MUSTAFA KEMAL ATATÜRK’ÜN 19 Mayıs 1919 da, SAMSUN’da tutuşturduğu kurtuluş ve bağımsızlık meşalesinin ışıkları kısa zamanda, ANADOLU’YA dalga dalga yayılarak ANKARA’DA odaklandı.
23 NİSAN 1920 TÜRKİYE Büyük Milleti Meclisi’nin açılması, Kurtuluş Savaşının utku ile odaklanması, Lozan Barış Antlaşması ile Yeni Türkiye Devleti’nin kurulması, saltanatın ve hilaletin kaldırılması, 29 Ekim 1923 CUMHURİYETİN ilanı ile Cumhuriyet devrimlerinin ve ATATÜRK ilkelerinin hayata geçirilmesi, eğitim ve öğretim birliğinin sağlanması ve harf devrimi ile yeni bir heyecanın ve yeni bir ruhla, coşkuyla, çağdaşlığa doğru BAŞÖĞRETMEN MUSTAFA KEMAL ATATÜRK’ün öncülüğünde, muasır medeniyete ve üstüne çıkmak için vargücümüzle bir yarışa çıkmıştık.
ATATÜRK ve TÜRK ULUSU tarafından verilen bu savaş: Dünyada emperyalizme karşı verilen ilk bağımsızlık ve kurtuluş savaşı idi. 150 yıllık batılaşma sürecinin yeni boyutu olan bu hamleler ulusumuzu hak ettiği yere getirecekti.
Cumhuriyetin ilanı ile yeni bir dönem başlamıştı. Yıkılan imparatorluğun yerine, çağdaş, demokratik, laik Türkiye Cumhuriyetinin, dünya coğrafyasında hak ettiği yeri alması gerekli idi. Bu nedenle, Mustafa Kemal ATATÜRK , devrim ve ilkelerini tesbit ederek hayata geçirdi. İmparatorluğun son dönemlerinde, kendi kaderine terk edilen ANADOLU insanı, sanki ortaçağ karanlığında yaşıyordu. ANADOLU baştan başa bakımsız, harap ve perişan bir halde idi. Uzun süren savaşlar sonucu, ANADOLU insanı çok yorgun ve fakir düşmüştü. M.K.ATATÜRK’ün, tek düşüncesi, ANADOLU’u yeni baştan imar etmek ve insanları mutlu kılarak , muasır medeniyet seviyesinde ve hatta üstüne çıkarmaktı. Bu düşünceler içinde, ilk işin Milli Eğitimden başlaması gerektiğine inanıyordu. ATATÜRK şöyle diyordu: `Bir ulusun yüzde onu OKUMA- YAZMA bilir ve yüzde doksanı bilmezse , bundan milletçe utanmamız gerekir. ` Bu düşünce ışığında ANADOLU’da büyük bir hızla , OKUMA-YAZMA seferberliği başlatılıldı .
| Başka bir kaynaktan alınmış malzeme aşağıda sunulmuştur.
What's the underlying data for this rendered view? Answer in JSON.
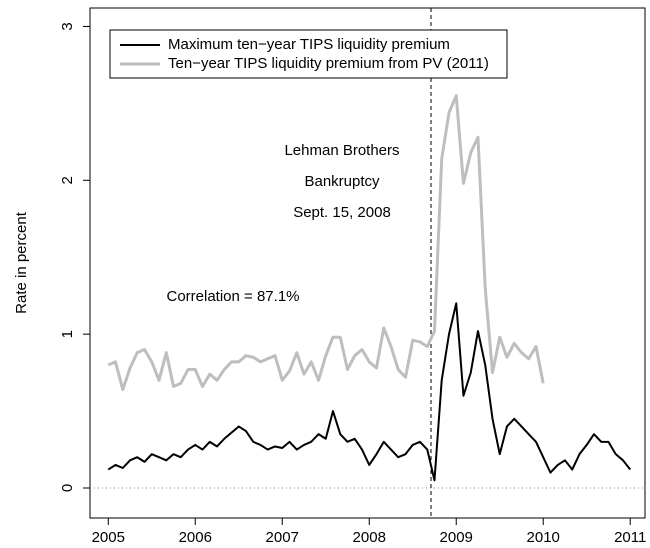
{
  "chart_data": {
    "type": "line",
    "y_label": "Rate in percent",
    "xlim": [
      2004.79,
      2011.17
    ],
    "ylim": [
      -0.195,
      3.12
    ],
    "xticks": [
      2005,
      2006,
      2007,
      2008,
      2009,
      2010,
      2011
    ],
    "yticks": [
      0,
      1,
      2,
      3
    ],
    "legend": "top-left",
    "event_x": 2008.71,
    "hline": 0,
    "annotations": [
      "Lehman Brothers",
      "Bankruptcy",
      "Sept. 15, 2008",
      "Correlation = 87.1%"
    ],
    "series": [
      {
        "name": "Maximum ten−year TIPS liquidity premium",
        "color": "#000000",
        "x": [
          2005,
          2005.083,
          2005.167,
          2005.25,
          2005.333,
          2005.417,
          2005.5,
          2005.583,
          2005.667,
          2005.75,
          2005.833,
          2005.917,
          2006,
          2006.083,
          2006.167,
          2006.25,
          2006.333,
          2006.417,
          2006.5,
          2006.583,
          2006.667,
          2006.75,
          2006.833,
          2006.917,
          2007,
          2007.083,
          2007.167,
          2007.25,
          2007.333,
          2007.417,
          2007.5,
          2007.583,
          2007.667,
          2007.75,
          2007.833,
          2007.917,
          2008,
          2008.083,
          2008.167,
          2008.25,
          2008.333,
          2008.417,
          2008.5,
          2008.583,
          2008.667,
          2008.75,
          2008.833,
          2008.917,
          2009,
          2009.083,
          2009.167,
          2009.25,
          2009.333,
          2009.417,
          2009.5,
          2009.583,
          2009.667,
          2009.75,
          2009.833,
          2009.917,
          2010,
          2010.083,
          2010.167,
          2010.25,
          2010.333,
          2010.417,
          2010.5,
          2010.583,
          2010.667,
          2010.75,
          2010.833,
          2010.917,
          2011
        ],
        "values": [
          0.12,
          0.15,
          0.13,
          0.18,
          0.2,
          0.17,
          0.22,
          0.2,
          0.18,
          0.22,
          0.2,
          0.25,
          0.28,
          0.25,
          0.3,
          0.27,
          0.32,
          0.36,
          0.4,
          0.37,
          0.3,
          0.28,
          0.25,
          0.27,
          0.26,
          0.3,
          0.25,
          0.28,
          0.3,
          0.35,
          0.32,
          0.5,
          0.35,
          0.3,
          0.32,
          0.25,
          0.15,
          0.22,
          0.3,
          0.25,
          0.2,
          0.22,
          0.28,
          0.3,
          0.25,
          0.05,
          0.7,
          1.0,
          1.2,
          0.6,
          0.75,
          1.02,
          0.8,
          0.45,
          0.22,
          0.4,
          0.45,
          0.4,
          0.35,
          0.3,
          0.2,
          0.1,
          0.15,
          0.18,
          0.12,
          0.22,
          0.28,
          0.35,
          0.3,
          0.3,
          0.22,
          0.18,
          0.12
        ]
      },
      {
        "name": "Ten−year TIPS liquidity premium from PV (2011)",
        "color": "#bebebe",
        "x": [
          2005,
          2005.083,
          2005.167,
          2005.25,
          2005.333,
          2005.417,
          2005.5,
          2005.583,
          2005.667,
          2005.75,
          2005.833,
          2005.917,
          2006,
          2006.083,
          2006.167,
          2006.25,
          2006.333,
          2006.417,
          2006.5,
          2006.583,
          2006.667,
          2006.75,
          2006.833,
          2006.917,
          2007,
          2007.083,
          2007.167,
          2007.25,
          2007.333,
          2007.417,
          2007.5,
          2007.583,
          2007.667,
          2007.75,
          2007.833,
          2007.917,
          2008,
          2008.083,
          2008.167,
          2008.25,
          2008.333,
          2008.417,
          2008.5,
          2008.583,
          2008.667,
          2008.75,
          2008.833,
          2008.917,
          2009,
          2009.083,
          2009.167,
          2009.25,
          2009.333,
          2009.417,
          2009.5,
          2009.583,
          2009.667,
          2009.75,
          2009.833,
          2009.917,
          2010
        ],
        "values": [
          0.8,
          0.82,
          0.64,
          0.78,
          0.88,
          0.9,
          0.82,
          0.7,
          0.88,
          0.66,
          0.68,
          0.77,
          0.77,
          0.66,
          0.74,
          0.7,
          0.77,
          0.82,
          0.82,
          0.86,
          0.85,
          0.82,
          0.84,
          0.86,
          0.7,
          0.76,
          0.88,
          0.74,
          0.82,
          0.7,
          0.86,
          0.98,
          0.98,
          0.77,
          0.86,
          0.9,
          0.82,
          0.78,
          1.04,
          0.92,
          0.77,
          0.72,
          0.96,
          0.95,
          0.92,
          1.02,
          2.14,
          2.44,
          2.55,
          1.98,
          2.18,
          2.28,
          1.3,
          0.75,
          0.98,
          0.85,
          0.94,
          0.88,
          0.84,
          0.92,
          0.68
        ]
      }
    ]
  }
}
M.K.ATATÜRK, kalkınmanın, aydınlanmanın köylerden başlatılmasını istiyordu. Köylerimiz, kentlerimiz yıllarca geri kalmışlığın acısını yüreklerinde duyuyorlardı. Köylerde okul sayısı yok denecek kadar azdı. Kırkbin köyümüzün, otuzbeş bininde okul yoktu. 1935’de nüfusumuz onaltı milyon idi. Bunun on iki milyonu köylerde yaşakmakta idi. Yakup Kadri Karaosmanoğlu şöyle sesleniyordu: `ANADOLU halkının bir ruhu vardı, besleyemedin. Üstünde yaşadığı bir toprak vardı, işletemedin. Onu karanlıktan aydınlığa çıkaramadın… ANADOLU ondan ne isteyeceksin ? Ne ektin ki ne biçeceksin. ANADOLU’NUN kırsal yörelerinde yaşayan bu yoksul insanlar için, aydınlarımız ne yaptı? İMPARATORLUK köylümüze hiç bir şey vermemiş , ondan hep vergi ve savaş için asker almış. Köy Enstitüleri, bütün bu olumsuzlukları ortadan kaldırmak, köyü aydınlatmak ve kalkınmayı köyden başlatmak için, çağdaş , demokratik ve üretken bir toplum yaratmak gerekiyordu. Köyün Eğitim ve Öğretim sorununa çözüm bulmak gerekiyordu. Köyün eğitim ve öğretim sorununa ilk defa, tüm genişliği ve önemini ele alan ve düşünen: KASTAMONU Millet Vekili MAHİR EFENDİ olmuştur. Bu konuda en yaygın görüş, köy çocuklarının, köy yaşantısı içinde , köy öğretmeni olarak yetiştirmesi olmuştur. Köy öğretmenleri böylelikle, genel kültür bilgileri yanında uygulamalı, sanat ve tarım bilgilerini de edineceklerdi.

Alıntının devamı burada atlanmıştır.